About the Author—R. RAHMAN graduated in Biology from Dhaka University in Bangladesh in 1995. At present she is carrying out research at the University of Kent in the UK on computer analysis and assessment of stroke patients. Her research interests are mainly in static and dynamic drawing analysis, but she is also involved in pattern recognition and document understanding.

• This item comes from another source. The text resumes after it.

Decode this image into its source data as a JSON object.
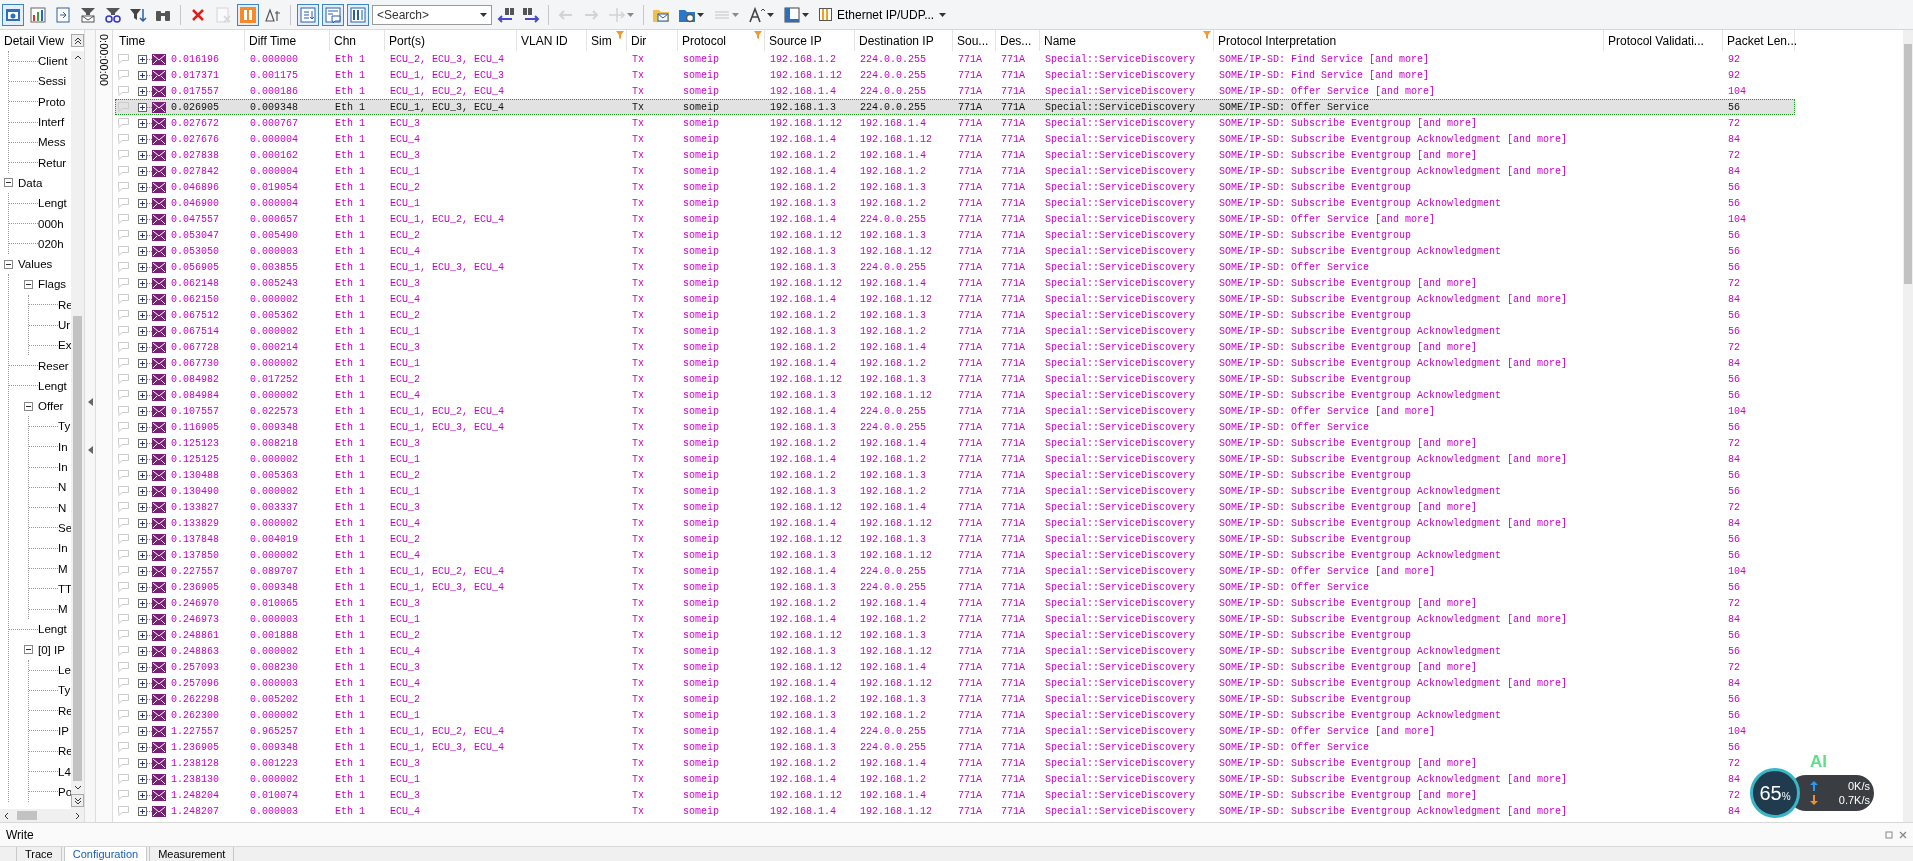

About the Author—MICHAEL FAIRHURST has been on the academic staff of the Electronic Engineering Laboratory at the University of Kent since 1972. He has been actively involved in various aspects of research in image analysis and computer vision, with a particular interest in computational architectures for image analysis and the implementation of high performance classification algorithms. Application areas of principal concern include handwritten text reading and document processing, security and biometrics, and medical image analysis.
Professor Fairhurst is a current member and past Chairman of the IEE Professional Group E4 on Image Processing and Vision, and has in the past been a member of the Professional Group Committee for Biomedical Engineering. He has been Chairman of several of the IEE International Series of Conferences on Image Processing and Applications, including IPA 99 held in July 1999. He has been a member of many Conference Organising and Programme Committees, including the most recent IWFHR Workshop, and is a member of the British Machine Vision Association. He is a member of the IT and Computing College of the EPSRC. He has published more than 200 papers in the technical literature and has authored an undergraduate textbook on computer vision.